The report summarises the 119 Catchment Abstraction Management Strategies (CAMS) the Agency completed last year. It shows that 15% of catchments are already over-abstracted, causing damage to the environment at times of low flow.
A further 18% of catchments are over-licensed. If existing licences were used to their full allocation they could cause “unacceptable environmental damage”, the Agency says.
Further licensing is impossible during low flows for 35% of catchments, the studies found. The report reveals that these catchments are located all over England and Wales, not just the South East and Eastern England, which are usually seen as the most water-stressed areas of the UK. Just 32% of catchments have water available at the driest times of year.
Such low levels of water availability continue, the Agency notes, despite the fact that abstractions for public water supply have changed little since 2000 and abstractions to support electricity generation have declined significantly.

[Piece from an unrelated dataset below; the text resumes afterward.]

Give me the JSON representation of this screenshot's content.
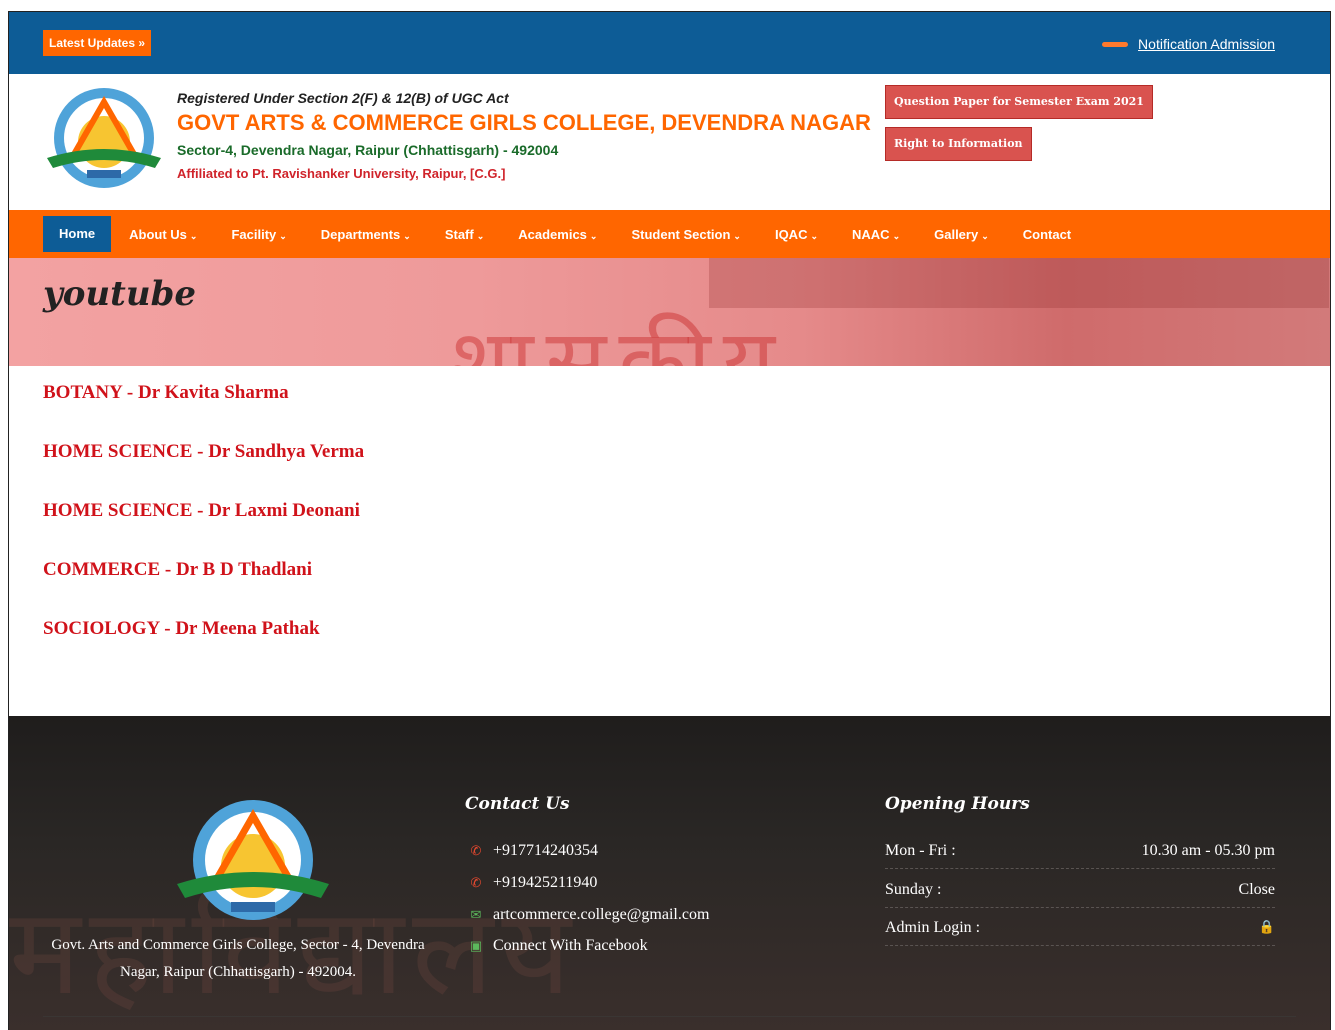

Compared to the rest of Europe, water resources are under greater stress only in Mediterranean countries such as Cyprus, Malta, Spain and Italy.
The Agency cites population growth as one of the biggest pressures. Population has risen rapidly in the past decade and is forecast to accelerate. The population in some regions is expected to increase by over 40% and many of the growth points are in areas where the water resources are already stressed, the Agency notes. It expects to publish a strategy outlining how these problems should be tackled in the spring.